Наше командование имело право предпринять такой труднейший маневр, каким являлся фланговый марш на Петроград, лишь в случае наличия достаточного количества резервов для отбития удара, направленного на нашу коммуникационную линию. Такими резервами нельзя считать слабые части 4-й дивизии и Запасный полк 2-го корпуса.
Вина в нашей неудаче безусловно в большой степени лежит на наших так называемых союзниках. Их снабжение было скверное и пришло слишком поздно: армия была неодета, некоторые артиллерийские части получили оружие и прибыли на фронт уже к началу нашего поражения (батарея Иоммерта в 3-й артиллерийский дивизион). Но главная их вина в том, что они толкали нашу армию в наступление на Петроград, обещая для этого помощь на море своим флотом и эстонскими частями с суши, и еще в том, что наш и без того слабый тыл они еще ослабляли, внося рознь своими интригами и давлением в смысле образования «демократического» Северо-Западного правительства.
Но союзники себя особенно подло показали в самое тяжелое для армии время, в декабре 1919 года, когда армия умирала от болезней и голода, стиснутая между большевиками и враждебно к нам настроенными эстонцами.

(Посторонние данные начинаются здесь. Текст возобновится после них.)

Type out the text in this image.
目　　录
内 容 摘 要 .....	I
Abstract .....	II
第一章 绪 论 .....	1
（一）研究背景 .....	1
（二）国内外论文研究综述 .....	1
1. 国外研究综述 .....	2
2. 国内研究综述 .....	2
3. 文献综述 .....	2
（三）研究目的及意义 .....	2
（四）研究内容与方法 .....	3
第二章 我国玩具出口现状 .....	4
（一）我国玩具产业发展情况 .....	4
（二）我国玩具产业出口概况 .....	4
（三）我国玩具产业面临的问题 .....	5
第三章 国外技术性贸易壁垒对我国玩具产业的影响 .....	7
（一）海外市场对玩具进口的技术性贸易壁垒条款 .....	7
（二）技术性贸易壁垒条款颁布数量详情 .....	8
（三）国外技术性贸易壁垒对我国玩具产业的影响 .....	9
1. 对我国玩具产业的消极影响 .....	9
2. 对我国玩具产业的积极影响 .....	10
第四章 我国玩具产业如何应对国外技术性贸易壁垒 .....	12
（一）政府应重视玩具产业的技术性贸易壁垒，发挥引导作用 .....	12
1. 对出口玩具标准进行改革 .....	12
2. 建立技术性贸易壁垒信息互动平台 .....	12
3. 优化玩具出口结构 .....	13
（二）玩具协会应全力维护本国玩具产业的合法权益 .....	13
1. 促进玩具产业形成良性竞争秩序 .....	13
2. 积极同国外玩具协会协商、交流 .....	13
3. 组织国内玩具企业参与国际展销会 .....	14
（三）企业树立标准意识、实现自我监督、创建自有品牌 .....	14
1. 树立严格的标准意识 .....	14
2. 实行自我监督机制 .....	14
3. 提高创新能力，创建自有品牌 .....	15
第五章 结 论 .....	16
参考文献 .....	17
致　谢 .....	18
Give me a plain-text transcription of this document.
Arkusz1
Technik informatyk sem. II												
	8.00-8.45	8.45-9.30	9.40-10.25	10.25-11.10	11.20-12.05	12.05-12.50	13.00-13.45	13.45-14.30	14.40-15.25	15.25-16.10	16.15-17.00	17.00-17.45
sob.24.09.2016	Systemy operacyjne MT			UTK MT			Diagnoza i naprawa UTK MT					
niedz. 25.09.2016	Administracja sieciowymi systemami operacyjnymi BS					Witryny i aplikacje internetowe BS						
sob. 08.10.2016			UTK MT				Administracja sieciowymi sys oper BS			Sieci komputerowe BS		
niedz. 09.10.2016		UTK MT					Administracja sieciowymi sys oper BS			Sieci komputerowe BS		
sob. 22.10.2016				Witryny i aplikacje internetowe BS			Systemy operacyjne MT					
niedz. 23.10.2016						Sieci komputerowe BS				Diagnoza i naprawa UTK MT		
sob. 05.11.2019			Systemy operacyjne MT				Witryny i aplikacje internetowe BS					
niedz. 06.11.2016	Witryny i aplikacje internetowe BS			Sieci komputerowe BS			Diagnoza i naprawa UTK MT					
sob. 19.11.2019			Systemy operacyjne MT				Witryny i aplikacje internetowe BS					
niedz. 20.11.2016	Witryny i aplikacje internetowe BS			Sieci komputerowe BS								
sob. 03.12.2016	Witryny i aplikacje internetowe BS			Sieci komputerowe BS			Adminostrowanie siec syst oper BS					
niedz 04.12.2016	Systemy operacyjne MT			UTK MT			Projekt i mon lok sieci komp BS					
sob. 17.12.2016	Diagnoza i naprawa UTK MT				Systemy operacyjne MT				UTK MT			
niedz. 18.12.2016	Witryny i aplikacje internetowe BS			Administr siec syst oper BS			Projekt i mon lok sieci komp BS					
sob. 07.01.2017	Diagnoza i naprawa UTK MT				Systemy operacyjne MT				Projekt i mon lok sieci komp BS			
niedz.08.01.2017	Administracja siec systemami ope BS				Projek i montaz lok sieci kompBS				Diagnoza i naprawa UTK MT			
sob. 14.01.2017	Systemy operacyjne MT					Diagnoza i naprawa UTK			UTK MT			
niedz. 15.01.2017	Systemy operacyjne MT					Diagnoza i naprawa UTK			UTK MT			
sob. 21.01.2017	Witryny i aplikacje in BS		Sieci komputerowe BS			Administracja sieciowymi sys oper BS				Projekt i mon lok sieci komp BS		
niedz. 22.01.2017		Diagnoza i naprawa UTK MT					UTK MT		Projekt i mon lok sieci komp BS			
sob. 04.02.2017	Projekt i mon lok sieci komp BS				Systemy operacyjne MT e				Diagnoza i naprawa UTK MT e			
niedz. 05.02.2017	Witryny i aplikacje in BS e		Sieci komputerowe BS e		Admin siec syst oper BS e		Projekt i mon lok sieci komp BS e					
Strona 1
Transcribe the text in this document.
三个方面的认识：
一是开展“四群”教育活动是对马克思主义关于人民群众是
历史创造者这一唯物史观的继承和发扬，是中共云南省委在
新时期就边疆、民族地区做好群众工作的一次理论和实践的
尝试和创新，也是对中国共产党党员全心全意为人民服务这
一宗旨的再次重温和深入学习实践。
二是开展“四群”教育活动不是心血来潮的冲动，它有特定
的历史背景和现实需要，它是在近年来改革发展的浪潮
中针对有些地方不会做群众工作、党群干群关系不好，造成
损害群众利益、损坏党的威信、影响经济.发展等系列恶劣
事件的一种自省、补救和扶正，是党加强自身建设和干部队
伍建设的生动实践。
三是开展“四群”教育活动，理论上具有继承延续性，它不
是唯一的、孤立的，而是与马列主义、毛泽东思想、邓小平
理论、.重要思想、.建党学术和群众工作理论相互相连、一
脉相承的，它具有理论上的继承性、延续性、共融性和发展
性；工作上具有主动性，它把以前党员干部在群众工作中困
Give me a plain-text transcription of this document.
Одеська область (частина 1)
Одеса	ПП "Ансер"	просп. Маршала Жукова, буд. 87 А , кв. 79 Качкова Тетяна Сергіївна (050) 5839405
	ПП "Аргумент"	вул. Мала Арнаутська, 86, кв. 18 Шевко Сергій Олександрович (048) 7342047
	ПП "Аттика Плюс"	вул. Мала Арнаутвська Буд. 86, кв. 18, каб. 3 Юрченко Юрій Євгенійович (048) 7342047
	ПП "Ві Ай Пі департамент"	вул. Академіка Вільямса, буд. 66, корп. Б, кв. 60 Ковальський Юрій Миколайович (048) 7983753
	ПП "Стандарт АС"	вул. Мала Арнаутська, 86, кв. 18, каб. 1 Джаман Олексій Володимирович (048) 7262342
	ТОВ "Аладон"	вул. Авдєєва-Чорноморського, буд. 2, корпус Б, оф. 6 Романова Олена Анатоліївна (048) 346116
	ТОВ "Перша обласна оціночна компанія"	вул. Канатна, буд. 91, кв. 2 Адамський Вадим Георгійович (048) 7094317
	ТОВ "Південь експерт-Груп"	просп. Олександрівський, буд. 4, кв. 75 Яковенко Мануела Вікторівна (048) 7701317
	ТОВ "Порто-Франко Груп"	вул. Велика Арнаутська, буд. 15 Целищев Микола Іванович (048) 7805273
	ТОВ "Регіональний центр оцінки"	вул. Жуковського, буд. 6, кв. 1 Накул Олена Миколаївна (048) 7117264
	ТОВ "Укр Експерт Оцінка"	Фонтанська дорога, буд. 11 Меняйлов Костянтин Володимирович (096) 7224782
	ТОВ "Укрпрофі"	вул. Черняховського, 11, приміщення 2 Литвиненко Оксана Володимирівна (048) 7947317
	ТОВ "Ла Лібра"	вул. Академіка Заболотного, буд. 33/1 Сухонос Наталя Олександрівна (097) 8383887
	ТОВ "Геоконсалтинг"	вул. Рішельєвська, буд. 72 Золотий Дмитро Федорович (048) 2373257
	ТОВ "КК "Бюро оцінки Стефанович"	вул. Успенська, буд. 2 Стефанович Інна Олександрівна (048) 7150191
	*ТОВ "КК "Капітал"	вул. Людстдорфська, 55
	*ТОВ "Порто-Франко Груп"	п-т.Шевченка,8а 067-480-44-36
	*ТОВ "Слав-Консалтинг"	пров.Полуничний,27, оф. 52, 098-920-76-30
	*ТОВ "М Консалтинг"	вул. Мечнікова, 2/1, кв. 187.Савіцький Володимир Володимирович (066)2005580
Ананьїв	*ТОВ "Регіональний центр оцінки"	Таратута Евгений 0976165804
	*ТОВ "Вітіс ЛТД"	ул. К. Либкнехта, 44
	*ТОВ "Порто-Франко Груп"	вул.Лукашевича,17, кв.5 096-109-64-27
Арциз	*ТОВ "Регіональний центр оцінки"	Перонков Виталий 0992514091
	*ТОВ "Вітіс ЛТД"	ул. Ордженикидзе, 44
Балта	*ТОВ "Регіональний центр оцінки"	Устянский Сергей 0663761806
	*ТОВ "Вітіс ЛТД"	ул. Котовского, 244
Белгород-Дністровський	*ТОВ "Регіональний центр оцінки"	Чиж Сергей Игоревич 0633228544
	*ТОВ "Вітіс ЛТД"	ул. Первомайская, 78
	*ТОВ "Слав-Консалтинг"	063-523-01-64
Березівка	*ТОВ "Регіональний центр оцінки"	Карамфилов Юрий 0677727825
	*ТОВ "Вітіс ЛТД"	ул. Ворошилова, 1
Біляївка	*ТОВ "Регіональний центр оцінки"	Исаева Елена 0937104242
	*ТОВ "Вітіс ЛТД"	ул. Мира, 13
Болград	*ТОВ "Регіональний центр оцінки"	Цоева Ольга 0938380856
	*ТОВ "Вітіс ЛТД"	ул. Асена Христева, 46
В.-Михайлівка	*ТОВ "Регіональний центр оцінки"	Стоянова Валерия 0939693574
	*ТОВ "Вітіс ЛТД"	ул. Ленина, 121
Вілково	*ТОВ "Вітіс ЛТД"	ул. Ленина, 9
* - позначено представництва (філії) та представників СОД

Конечно, наше командование сделало большую ошибку, что не смогло сговориться с Финляндией. Последняя требовала от нас признания своей самостоятельности, генерал же Юденич на это не шел. Генерал А.А. Мосолов мне лично передавал содержание своего разговора с маршалом Маннергеймом, который взял на себя роль посредника между финнами и нами. Единственным условием финнов было признание их самостоятельности. И тогда они бы добровольцами ударили на Петроград…
Светлейший князь А. Дивен
Ливенцы и Северо-Западная армия244
Я, после двухдневного отдыха на пароходе «Princess Marguerite», 31 июля вечером приехал к Гунгербургу у устья Наровы. Навстречу мне был выслан катер под Андреевским флагом. Радость увидеть этот дорогой нам флаг была велика. Верстах в трех от Нарвы нас встретил катер с командующим армией генералом Родзянко, его супругой и моим помощником и заместителем полковником Дыдоровым, которого я отправил уже раньше для встречи наших частей при прибытии их в Нарву.
От него и узнал, что наш первый батальон, восторженно встреченный в Нарве, сразу был пущен в бой и тут же заработал себе славу захватом нескольких деревень, причем в наши руки попалась значительная добыча, особенно много пулеметов. От большевиков было получено известие, что появление новых частей, одетых в германскую форму и идущих в бой во весь рост, произвело ошеломляющее впечатление на красных.
Генерал Родзянко любезно пригласил меня остановиться у него на занимаемой им богатой даче Половцевых. С генералом Родзянко я виделся в последний раз в Либаве в феврале того же года. От него я узнал о Северо-Западной армии следующее:
Когда генерал Родзянко прибыл в Ревель, то Псковская, так называемая Северная, армия переформировалась в Северный корпус, которым командовал полковник Дзерожинский. Боевая деятельность была незначительная, но эстонцы устойчиво держались на противобольшевистском фронте, воодушевляемые сильно пробудившимся национальным чувством. Отношения к русским вначале были хорошие, но начали портиться, когда дошли слухи о нежелании Колчака и Деникина признать независимость Эстонии. Русские части стояли в феврале в двух группах. Одна действовала в районе Нарвы, другая южнее Юрьева в Псковском направлении, и продвинулись к концу месяца – первая до Нарвы на правый берег Наровы, а вторая подошла верст 18 до Пскова. После Пасхи Главнокомандующий эстонской армии генерал Лайд онер приказал сменить части 2-й бригады на Юрьевском фронте и перебросил их на Нарвский фронт.
В мае генерал Родзянко начал наступление на этом фронте, результатом коего было занятие станции Веймарн графом Паленом, а затем и Ямбурга. Таким образом, к концу мая было три боевых участка: южный (Гдовский) по реке Желчь до реки Плюссы, под командою полковника Балаховича, средний от реки Плюссы до Сабека под командою полковника Дзерожинского и третий от Сабека до Финского залива под командою графа Палена. Южнее расположения корпуса эстонцы самостоятельно заняли Псков. В начале июля левый фланг двинулся до Капорья и начал подходить к Гатчине.